The following question was submitted in advance of the meeting by Councillor Jo Lancaster:

The delivery of the Let’s Do It! Vision will require particular leadership from the Council on health and care integration; public service reform including community engagement; economic development and climate change. What steps are the council putting in place to ensure the Let’s Do It!
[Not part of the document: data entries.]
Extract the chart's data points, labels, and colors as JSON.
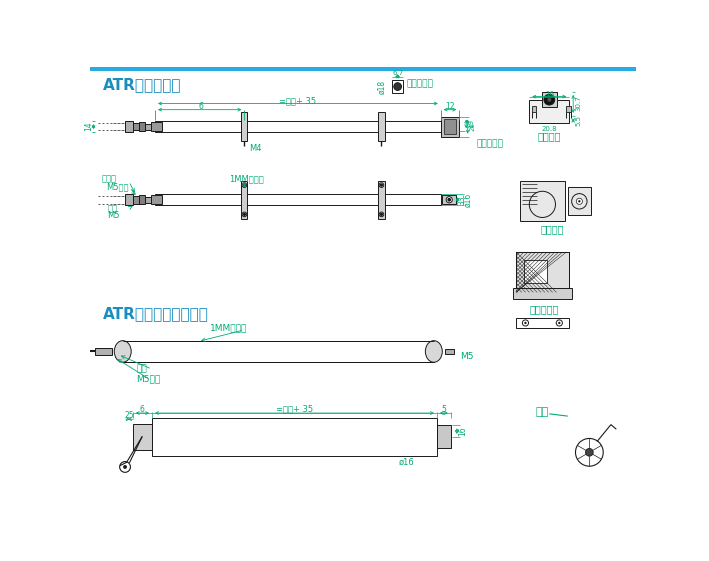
{
  "bg_color": "#ffffff",
  "border_color": "#29abe2",
  "line_color": "#1a1a1a",
  "dim_color": "#00aa77",
  "text_color_blue": "#1a8fbf",
  "dark_color": "#1a1a1a",
  "title1": "ATR安装尺寸图",
  "title2": "ATR改装型安装尺寸图",
  "labels": {
    "flat_washer": "平垫片",
    "m5_nut": "M5螺母",
    "spring": "弹介",
    "m5": "M5",
    "1mm_pad": "1MM胶垫片",
    "m4": "M4",
    "side_wire": "（侧出线）",
    "straight_wire": "（直出线）",
    "hardware_bracket": "五金支架",
    "plastic_bracket": "塑胶支架",
    "aluminum_bracket": "铝合金支架",
    "wire": "电线",
    "model_dim": "=型号+ 35"
  }
}
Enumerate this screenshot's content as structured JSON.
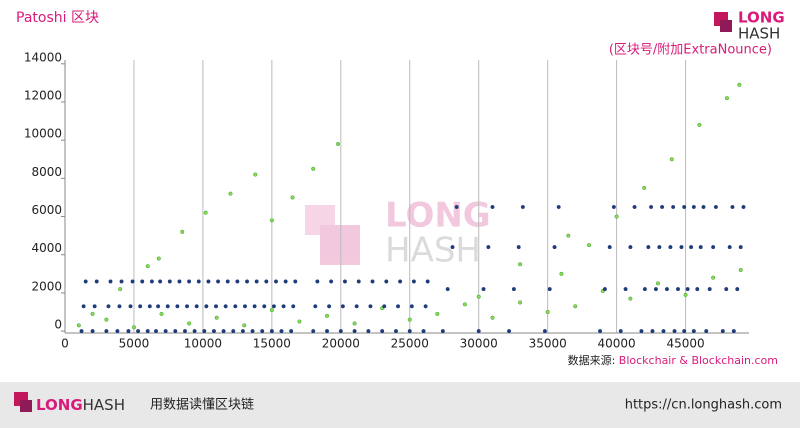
{
  "chart_data": {
    "type": "scatter",
    "title": "Patoshi 区块",
    "subtitle": "(区块号/附加ExtraNounce)",
    "source_prefix": "数据来源: ",
    "source": "Blockchair & Blockchain.com",
    "xlim": [
      0,
      49600
    ],
    "ylim": [
      -100,
      14200
    ],
    "xticks": [
      0,
      5000,
      10000,
      15000,
      20000,
      25000,
      30000,
      35000,
      40000,
      45000
    ],
    "yticks": [
      0,
      2000,
      4000,
      6000,
      8000,
      10000,
      12000,
      14000
    ],
    "grid": "x",
    "series": [
      {
        "color": "#2b8a1f",
        "fillcolor": "#86dc52",
        "x": [
          6800,
          8500,
          10200,
          12000,
          13800,
          15000,
          16500,
          18000,
          19800,
          2000,
          4000,
          6000,
          36000,
          38000,
          40000,
          42000,
          44000,
          46000,
          48000,
          48900,
          30000,
          33000,
          36500,
          1000,
          3000,
          5000,
          7000,
          9000,
          11000,
          13000,
          15000,
          17000,
          19000,
          21000,
          23000,
          25000,
          27000,
          29000,
          31000,
          33000,
          35000,
          37000,
          39000,
          41000,
          43000,
          45000,
          47000,
          49000
        ],
        "values": [
          3800,
          5200,
          6200,
          7200,
          8200,
          5800,
          7000,
          8500,
          9800,
          900,
          2200,
          3400,
          3000,
          4500,
          6000,
          7500,
          9000,
          10800,
          12200,
          12900,
          1800,
          3500,
          5000,
          300,
          600,
          200,
          900,
          400,
          700,
          300,
          1100,
          500,
          800,
          400,
          1200,
          600,
          900,
          1400,
          700,
          1500,
          1000,
          1300,
          2100,
          1700,
          2500,
          1900,
          2800,
          3200
        ]
      },
      {
        "color": "#1f3c7a",
        "fillcolor": "#1f3c7a",
        "x": [
          1200,
          1350,
          1500,
          2000,
          2150,
          2300,
          3000,
          3150,
          3300,
          3800,
          3950,
          4100,
          4600,
          4750,
          4900,
          5300,
          5450,
          5600,
          6000,
          6150,
          6300,
          6600,
          6750,
          6900,
          7300,
          7450,
          7600,
          8000,
          8150,
          8300,
          8700,
          8850,
          9000,
          9400,
          9550,
          9700,
          10100,
          10250,
          10400,
          10800,
          10950,
          11100,
          11500,
          11650,
          11800,
          12200,
          12350,
          12500,
          12900,
          13050,
          13200,
          13600,
          13750,
          13900,
          14300,
          14450,
          14600,
          15000,
          15150,
          15300,
          15700,
          15850,
          16000,
          16400,
          16550,
          16700,
          18000,
          18150,
          18300,
          19000,
          19150,
          19300,
          20000,
          20150,
          20300,
          21000,
          21150,
          21300,
          22000,
          22150,
          22300,
          23000,
          23150,
          23300,
          24000,
          24150,
          24300,
          25000,
          25150,
          25300,
          26000,
          26150,
          26300,
          27400,
          27750,
          28100,
          28400,
          30000,
          30350,
          30700,
          31000,
          32200,
          32550,
          32900,
          33200,
          34800,
          35150,
          35500,
          35800,
          38800,
          39150,
          39500,
          39800,
          40300,
          40650,
          41000,
          41300,
          41800,
          42050,
          42300,
          42500,
          42600,
          42850,
          43100,
          43300,
          43400,
          43650,
          43900,
          44100,
          44200,
          44450,
          44700,
          44900,
          44900,
          45150,
          45400,
          45600,
          45600,
          45850,
          46100,
          46300,
          46500,
          46750,
          47000,
          47200,
          47700,
          47950,
          48200,
          48400,
          48500,
          48750,
          49000,
          49200
        ],
        "values": [
          0,
          1300,
          2600,
          0,
          1300,
          2600,
          0,
          1300,
          2600,
          0,
          1300,
          2600,
          0,
          1300,
          2600,
          0,
          1300,
          2600,
          0,
          1300,
          2600,
          0,
          1300,
          2600,
          0,
          1300,
          2600,
          0,
          1300,
          2600,
          0,
          1300,
          2600,
          0,
          1300,
          2600,
          0,
          1300,
          2600,
          0,
          1300,
          2600,
          0,
          1300,
          2600,
          0,
          1300,
          2600,
          0,
          1300,
          2600,
          0,
          1300,
          2600,
          0,
          1300,
          2600,
          0,
          1300,
          2600,
          0,
          1300,
          2600,
          0,
          1300,
          2600,
          0,
          1300,
          2600,
          0,
          1300,
          2600,
          0,
          1300,
          2600,
          0,
          1300,
          2600,
          0,
          1300,
          2600,
          0,
          1300,
          2600,
          0,
          1300,
          2600,
          0,
          1300,
          2600,
          0,
          1300,
          2600,
          0,
          2200,
          4400,
          6500,
          0,
          2200,
          4400,
          6500,
          0,
          2200,
          4400,
          6500,
          0,
          2200,
          4400,
          6500,
          0,
          2200,
          4400,
          6500,
          0,
          2200,
          4400,
          6500,
          0,
          2200,
          4400,
          6500,
          0,
          2200,
          4400,
          6500,
          0,
          2200,
          4400,
          6500,
          0,
          2200,
          4400,
          6500,
          0,
          2200,
          4400,
          6500,
          0,
          2200,
          4400,
          6500,
          0,
          2200,
          4400,
          6500,
          0,
          2200,
          4400,
          6500,
          0,
          2200,
          4400,
          6500
        ]
      }
    ]
  },
  "brand": {
    "long": "LONG",
    "hash": "HASH",
    "slogan": "用数据读懂区块链",
    "url": "https://cn.longhash.com"
  }
}
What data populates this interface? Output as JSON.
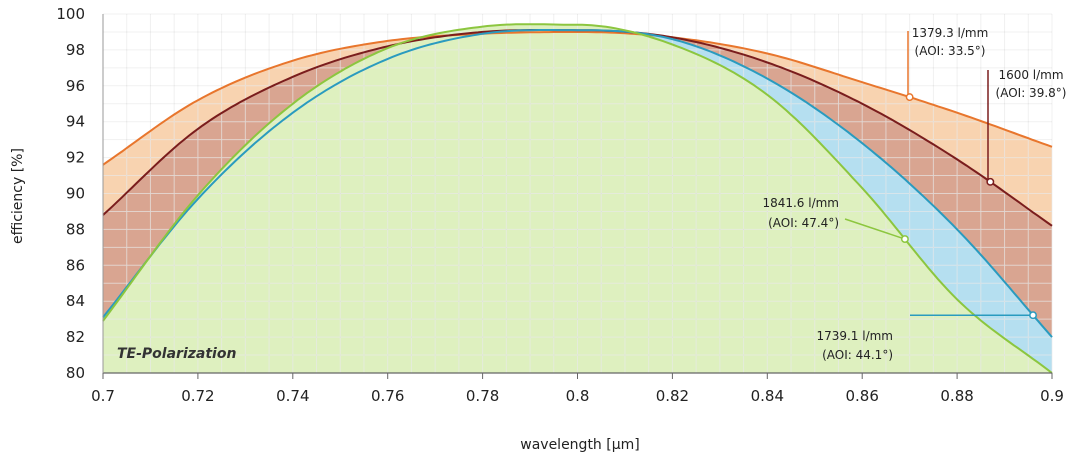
{
  "chart_data": {
    "type": "area",
    "xlabel": "wavelength [µm]",
    "ylabel": "efficiency [%]",
    "xlim": [
      0.7,
      0.9
    ],
    "ylim": [
      80,
      100
    ],
    "xticks": [
      "0.7",
      "0.72",
      "0.74",
      "0.76",
      "0.78",
      "0.8",
      "0.82",
      "0.84",
      "0.86",
      "0.88",
      "0.9"
    ],
    "yticks": [
      "80",
      "82",
      "84",
      "86",
      "88",
      "90",
      "92",
      "94",
      "96",
      "98",
      "100"
    ],
    "grid": true,
    "polarization_label": "TE-Polarization",
    "x": [
      0.7,
      0.72,
      0.74,
      0.76,
      0.78,
      0.8,
      0.82,
      0.84,
      0.86,
      0.88,
      0.9
    ],
    "series": [
      {
        "name": "1379.3 l/mm (AOI: 33.5°)",
        "label_line1": "1379.3 l/mm",
        "label_line2": "(AOI: 33.5°)",
        "color": "#e8762d",
        "fill": "#f8d3b0",
        "marker_x": 0.87,
        "values": [
          91.6,
          95.2,
          97.4,
          98.5,
          98.9,
          99.0,
          98.7,
          97.8,
          96.2,
          94.5,
          92.6
        ]
      },
      {
        "name": "1600 l/mm (AOI: 39.8°)",
        "label_line1": "1600 l/mm",
        "label_line2": "(AOI: 39.8°)",
        "color": "#7a1d1d",
        "fill": "#d9a591",
        "marker_x": 0.887,
        "values": [
          88.8,
          93.6,
          96.5,
          98.2,
          99.0,
          99.1,
          98.7,
          97.3,
          95.0,
          91.9,
          88.2
        ]
      },
      {
        "name": "1739.1 l/mm (AOI: 44.1°)",
        "label_line1": "1739.1 l/mm",
        "label_line2": "(AOI: 44.1°)",
        "color": "#2a9bbf",
        "fill": "#b5dff0",
        "marker_x": 0.896,
        "values": [
          83.1,
          89.7,
          94.5,
          97.5,
          98.9,
          99.1,
          98.6,
          96.4,
          92.8,
          88.0,
          82.0
        ]
      },
      {
        "name": "1841.6 l/mm (AOI: 47.4°)",
        "label_line1": "1841.6 l/mm",
        "label_line2": "(AOI: 47.4°)",
        "color": "#8cc63f",
        "fill": "#def0bf",
        "marker_x": 0.869,
        "values": [
          82.9,
          89.9,
          95.0,
          98.1,
          99.3,
          99.4,
          98.3,
          95.5,
          90.3,
          84.1,
          80.0
        ]
      }
    ]
  }
}
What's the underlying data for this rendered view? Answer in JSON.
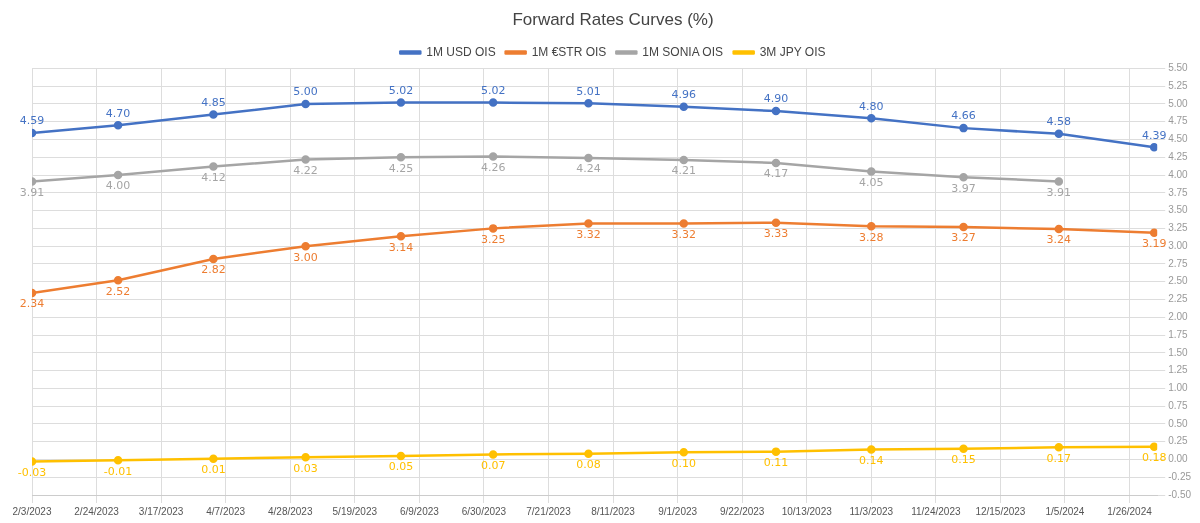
{
  "chart_data": {
    "type": "line",
    "title": "Forward Rates Curves (%)",
    "x": [
      "2023-02-03",
      "2023-03-03",
      "2023-04-03",
      "2023-05-03",
      "2023-06-03",
      "2023-07-03",
      "2023-08-03",
      "2023-09-03",
      "2023-10-03",
      "2023-11-03",
      "2023-12-03",
      "2024-01-03",
      "2024-02-03"
    ],
    "series": [
      {
        "name": "1M USD OIS",
        "color": "#4472c4",
        "values": [
          4.59,
          4.7,
          4.85,
          5.0,
          5.02,
          5.02,
          5.01,
          4.96,
          4.9,
          4.8,
          4.66,
          4.58,
          4.39
        ],
        "value_labels": [
          "4.59",
          "4.70",
          "4.85",
          "5.00",
          "5.02",
          "5.02",
          "5.01",
          "4.96",
          "4.90",
          "4.80",
          "4.66",
          "4.58",
          "4.39"
        ]
      },
      {
        "name": "1M €STR OIS",
        "color": "#ed7d31",
        "values": [
          2.34,
          2.52,
          2.82,
          3.0,
          3.14,
          3.25,
          3.32,
          3.32,
          3.33,
          3.28,
          3.27,
          3.24,
          3.19
        ],
        "value_labels": [
          "2.34",
          "2.52",
          "2.82",
          "3.00",
          "3.14",
          "3.25",
          "3.32",
          "3.32",
          "3.33",
          "3.28",
          "3.27",
          "3.24",
          "3.19"
        ]
      },
      {
        "name": "1M SONIA OIS",
        "color": "#a5a5a5",
        "values": [
          3.91,
          4.0,
          4.12,
          4.22,
          4.25,
          4.26,
          4.24,
          4.21,
          4.17,
          4.05,
          3.97,
          3.91,
          null
        ],
        "value_labels": [
          "3.91",
          "4.00",
          "4.12",
          "4.22",
          "4.25",
          "4.26",
          "4.24",
          "4.21",
          "4.17",
          "4.05",
          "3.97",
          "3.91",
          null
        ]
      },
      {
        "name": "3M JPY OIS",
        "color": "#ffc000",
        "values": [
          -0.03,
          -0.01,
          0.01,
          0.03,
          0.05,
          0.07,
          0.08,
          0.1,
          0.11,
          0.14,
          0.15,
          0.17,
          0.18
        ],
        "value_labels": [
          "-0.03",
          "-0.01",
          "0.01",
          "0.03",
          "0.05",
          "0.07",
          "0.08",
          "0.10",
          "0.11",
          "0.14",
          "0.15",
          "0.17",
          "0.18"
        ]
      }
    ],
    "xlim": [
      "2023-02-03",
      "2024-02-04"
    ],
    "xticks": [
      {
        "value": "2023-02-03",
        "label": "2/3/2023"
      },
      {
        "value": "2023-02-24",
        "label": "2/24/2023"
      },
      {
        "value": "2023-03-17",
        "label": "3/17/2023"
      },
      {
        "value": "2023-04-07",
        "label": "4/7/2023"
      },
      {
        "value": "2023-04-28",
        "label": "4/28/2023"
      },
      {
        "value": "2023-05-19",
        "label": "5/19/2023"
      },
      {
        "value": "2023-06-09",
        "label": "6/9/2023"
      },
      {
        "value": "2023-06-30",
        "label": "6/30/2023"
      },
      {
        "value": "2023-07-21",
        "label": "7/21/2023"
      },
      {
        "value": "2023-08-11",
        "label": "8/11/2023"
      },
      {
        "value": "2023-09-01",
        "label": "9/1/2023"
      },
      {
        "value": "2023-09-22",
        "label": "9/22/2023"
      },
      {
        "value": "2023-10-13",
        "label": "10/13/2023"
      },
      {
        "value": "2023-11-03",
        "label": "11/3/2023"
      },
      {
        "value": "2023-11-24",
        "label": "11/24/2023"
      },
      {
        "value": "2023-12-15",
        "label": "12/15/2023"
      },
      {
        "value": "2024-01-05",
        "label": "1/5/2024"
      },
      {
        "value": "2024-01-26",
        "label": "1/26/2024"
      }
    ],
    "ylim": [
      -0.5,
      5.5
    ],
    "yticks": [
      {
        "value": -0.5,
        "label": "-0.50"
      },
      {
        "value": -0.25,
        "label": "-0.25"
      },
      {
        "value": 0,
        "label": "0.00"
      },
      {
        "value": 0.25,
        "label": "0.25"
      },
      {
        "value": 0.5,
        "label": "0.50"
      },
      {
        "value": 0.75,
        "label": "0.75"
      },
      {
        "value": 1,
        "label": "1.00"
      },
      {
        "value": 1.25,
        "label": "1.25"
      },
      {
        "value": 1.5,
        "label": "1.50"
      },
      {
        "value": 1.75,
        "label": "1.75"
      },
      {
        "value": 2,
        "label": "2.00"
      },
      {
        "value": 2.25,
        "label": "2.25"
      },
      {
        "value": 2.5,
        "label": "2.50"
      },
      {
        "value": 2.75,
        "label": "2.75"
      },
      {
        "value": 3,
        "label": "3.00"
      },
      {
        "value": 3.25,
        "label": "3.25"
      },
      {
        "value": 3.5,
        "label": "3.50"
      },
      {
        "value": 3.75,
        "label": "3.75"
      },
      {
        "value": 4,
        "label": "4.00"
      },
      {
        "value": 4.25,
        "label": "4.25"
      },
      {
        "value": 4.5,
        "label": "4.50"
      },
      {
        "value": 4.75,
        "label": "4.75"
      },
      {
        "value": 5,
        "label": "5.00"
      },
      {
        "value": 5.25,
        "label": "5.25"
      },
      {
        "value": 5.5,
        "label": "5.50"
      }
    ],
    "grid": true,
    "legend": "top",
    "marker": "circle",
    "line_style": "solid"
  }
}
Strategy is delivered and there is the required leadership from the executive team down?

 

Responding, Councillor Tahir Rafiq reported that the Let’s do it strategy is a vision for 10 years of reform.  Within this time it was agreed that specific delivery priorities will be defined on a bi-annual basis and progress reported through an annual “state of the Borough” report.

 

The strategy was launched with the initial 7 priorities for 2020-2022 included, against which a detailed delivery plan has been agreed with the Team Bury partnership.  The 2021  “State of the Borough” report will focus on managing inequalities in the context of the Marmot report (Build Back Fairer in Greater Manchester).

 

The Leader and Chief Executive/Accountable Officer lead a network of Chairs and non-Executive leaders in the Bury systems to shape and oversee delivery of the strategy.  The Deputy Chief Executive chairs monthly delivery meetings with all Team Bury system partners and the majority of Council Executive Directors attend.  A strategic planning session is also in the process of being arranged to remind partners of the vision and inform detailed work planning for next year.